Pauline McLean | 13:51 UK time, Thursday, 27 January 2011

The last time I met James Waters, it was on board Concorde.

To be fair, it was stationary and in the confines of the National Museum of Flight but still an unusual setting for a musical premiere as part of the Lammermuir Festival, which he co-directs.

This week he was presiding over another unusual premiere. The venue - Perth Concert Hall - is ordinary enough but the piece, a concerto by Vivaldi, hasn't been heard for the best part of 250 years, if at all.

Among those listening in to rehearsals of Il Gran Mogol, is musicologist Andrew Woolley, from the University of Southampton, who stumbled across the score while researching another matter in the National Archives of Scotland.

Il Gran Mogol - one of a quartet of short, national concertos, all believed to be missing - was filed away among the papers of the Marquesses of Bute.

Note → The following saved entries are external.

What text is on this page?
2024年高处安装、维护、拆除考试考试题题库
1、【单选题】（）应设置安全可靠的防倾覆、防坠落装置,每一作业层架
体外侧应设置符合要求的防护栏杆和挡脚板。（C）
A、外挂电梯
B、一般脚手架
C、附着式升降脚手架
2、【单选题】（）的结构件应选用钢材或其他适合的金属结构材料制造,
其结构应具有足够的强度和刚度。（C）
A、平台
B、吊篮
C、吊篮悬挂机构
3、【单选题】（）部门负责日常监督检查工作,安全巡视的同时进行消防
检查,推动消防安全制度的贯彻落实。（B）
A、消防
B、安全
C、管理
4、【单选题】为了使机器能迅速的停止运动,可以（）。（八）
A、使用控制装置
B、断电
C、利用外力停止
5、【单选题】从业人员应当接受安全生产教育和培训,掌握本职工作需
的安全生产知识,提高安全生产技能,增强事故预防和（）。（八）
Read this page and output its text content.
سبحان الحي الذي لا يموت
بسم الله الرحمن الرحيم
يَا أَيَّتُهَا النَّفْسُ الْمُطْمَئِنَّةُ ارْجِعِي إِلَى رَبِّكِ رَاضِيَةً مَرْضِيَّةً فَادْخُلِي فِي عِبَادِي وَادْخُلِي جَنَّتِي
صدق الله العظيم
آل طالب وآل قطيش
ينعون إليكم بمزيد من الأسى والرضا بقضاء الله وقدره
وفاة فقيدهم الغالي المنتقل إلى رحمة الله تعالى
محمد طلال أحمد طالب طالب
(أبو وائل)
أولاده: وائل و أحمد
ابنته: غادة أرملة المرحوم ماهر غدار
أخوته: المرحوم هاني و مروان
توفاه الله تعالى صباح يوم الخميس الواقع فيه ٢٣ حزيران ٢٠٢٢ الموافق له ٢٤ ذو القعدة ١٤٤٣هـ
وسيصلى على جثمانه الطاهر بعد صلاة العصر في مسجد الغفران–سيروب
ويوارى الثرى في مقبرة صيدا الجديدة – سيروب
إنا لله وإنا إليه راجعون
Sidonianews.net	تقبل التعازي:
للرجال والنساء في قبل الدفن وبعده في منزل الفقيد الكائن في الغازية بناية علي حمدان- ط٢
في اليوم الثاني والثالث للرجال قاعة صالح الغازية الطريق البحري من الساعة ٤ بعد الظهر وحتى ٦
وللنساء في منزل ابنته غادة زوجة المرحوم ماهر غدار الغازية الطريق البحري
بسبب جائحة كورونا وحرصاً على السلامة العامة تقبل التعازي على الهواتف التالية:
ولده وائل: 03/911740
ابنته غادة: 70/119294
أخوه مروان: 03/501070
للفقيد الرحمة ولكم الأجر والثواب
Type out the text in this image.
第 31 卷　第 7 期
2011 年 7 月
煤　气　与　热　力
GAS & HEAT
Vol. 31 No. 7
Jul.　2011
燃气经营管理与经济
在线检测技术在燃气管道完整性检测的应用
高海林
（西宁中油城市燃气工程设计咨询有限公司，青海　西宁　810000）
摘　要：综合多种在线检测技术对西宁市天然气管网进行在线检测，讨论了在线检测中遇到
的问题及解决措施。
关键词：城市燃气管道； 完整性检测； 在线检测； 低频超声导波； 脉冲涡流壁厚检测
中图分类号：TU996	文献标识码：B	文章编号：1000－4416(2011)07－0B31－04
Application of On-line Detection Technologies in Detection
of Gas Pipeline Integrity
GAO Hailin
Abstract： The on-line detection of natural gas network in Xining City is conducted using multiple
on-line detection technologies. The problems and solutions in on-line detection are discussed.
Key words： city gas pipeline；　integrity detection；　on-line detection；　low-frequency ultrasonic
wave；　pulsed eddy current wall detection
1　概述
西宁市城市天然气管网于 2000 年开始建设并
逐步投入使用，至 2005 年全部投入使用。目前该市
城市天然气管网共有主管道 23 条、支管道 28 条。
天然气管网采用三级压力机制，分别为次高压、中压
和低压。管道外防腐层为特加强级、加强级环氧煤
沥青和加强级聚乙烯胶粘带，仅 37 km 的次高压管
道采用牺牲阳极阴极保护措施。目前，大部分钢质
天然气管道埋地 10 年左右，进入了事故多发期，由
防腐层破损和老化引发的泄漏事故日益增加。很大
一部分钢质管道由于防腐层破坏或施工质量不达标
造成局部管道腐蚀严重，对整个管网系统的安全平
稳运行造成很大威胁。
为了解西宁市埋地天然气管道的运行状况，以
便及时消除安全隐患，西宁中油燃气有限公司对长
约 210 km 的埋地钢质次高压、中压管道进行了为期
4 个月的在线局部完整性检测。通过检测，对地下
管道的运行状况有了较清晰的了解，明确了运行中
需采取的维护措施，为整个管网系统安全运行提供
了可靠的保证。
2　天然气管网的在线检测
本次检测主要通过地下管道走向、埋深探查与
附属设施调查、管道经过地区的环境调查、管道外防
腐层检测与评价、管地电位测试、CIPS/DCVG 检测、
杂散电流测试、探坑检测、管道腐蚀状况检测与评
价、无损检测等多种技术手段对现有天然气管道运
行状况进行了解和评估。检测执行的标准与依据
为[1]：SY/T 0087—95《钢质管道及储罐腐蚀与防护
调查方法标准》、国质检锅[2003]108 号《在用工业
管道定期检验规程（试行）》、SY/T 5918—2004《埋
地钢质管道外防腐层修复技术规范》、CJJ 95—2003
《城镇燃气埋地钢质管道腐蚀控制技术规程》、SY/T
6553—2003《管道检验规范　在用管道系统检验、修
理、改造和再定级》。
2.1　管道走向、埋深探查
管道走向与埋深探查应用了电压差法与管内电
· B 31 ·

Softly spoken Mr Woolley is modest about his find.

Grand tour

"I'm a huge fan of Vivaldi and I knew it was something very special - but it was really a case of asking the right question - was it known?" he asked.

The answer was that the piece wasn't known, at least in recent years.

It's believed to have been brought to Scotland by the son of the third Marquis of Lothian, who, as noblemen did in those days, went on a grand tour of Europe and brought home the concerto as a souvenir.

As a keen flautist, there's every chance he played it, but no mention of any public performance before Lord Robert Kerr died on the battlefield at Culloden and the concerto disappeared into piles of family papers.

There was of course huge excitement about the discovery. Adrian Chandler, who leads the early music ensemble La Serenissima, says it's comparable with the discovery of Vivaldi's sacred work Dixit Dominus in a German archive in 2005. But how would it sound?

New album

Concert goers in Perth got the chance to find out when La Serenissima performed its 21st century premiere last night.

It's short - just seven or eight minutes long - and quite recognisably Vivaldi.

Given its theme - there are further geographical tributes to France, Spain and England - it could have been something of a novelty piece but it's not. It's unsurprising but lyrical - and from a historical point of view, fascinating to hear.

La Serenissima plan to record it after their short tour, and release it on their next album so if you didn't make it to Perth, there's still a chance to hear it.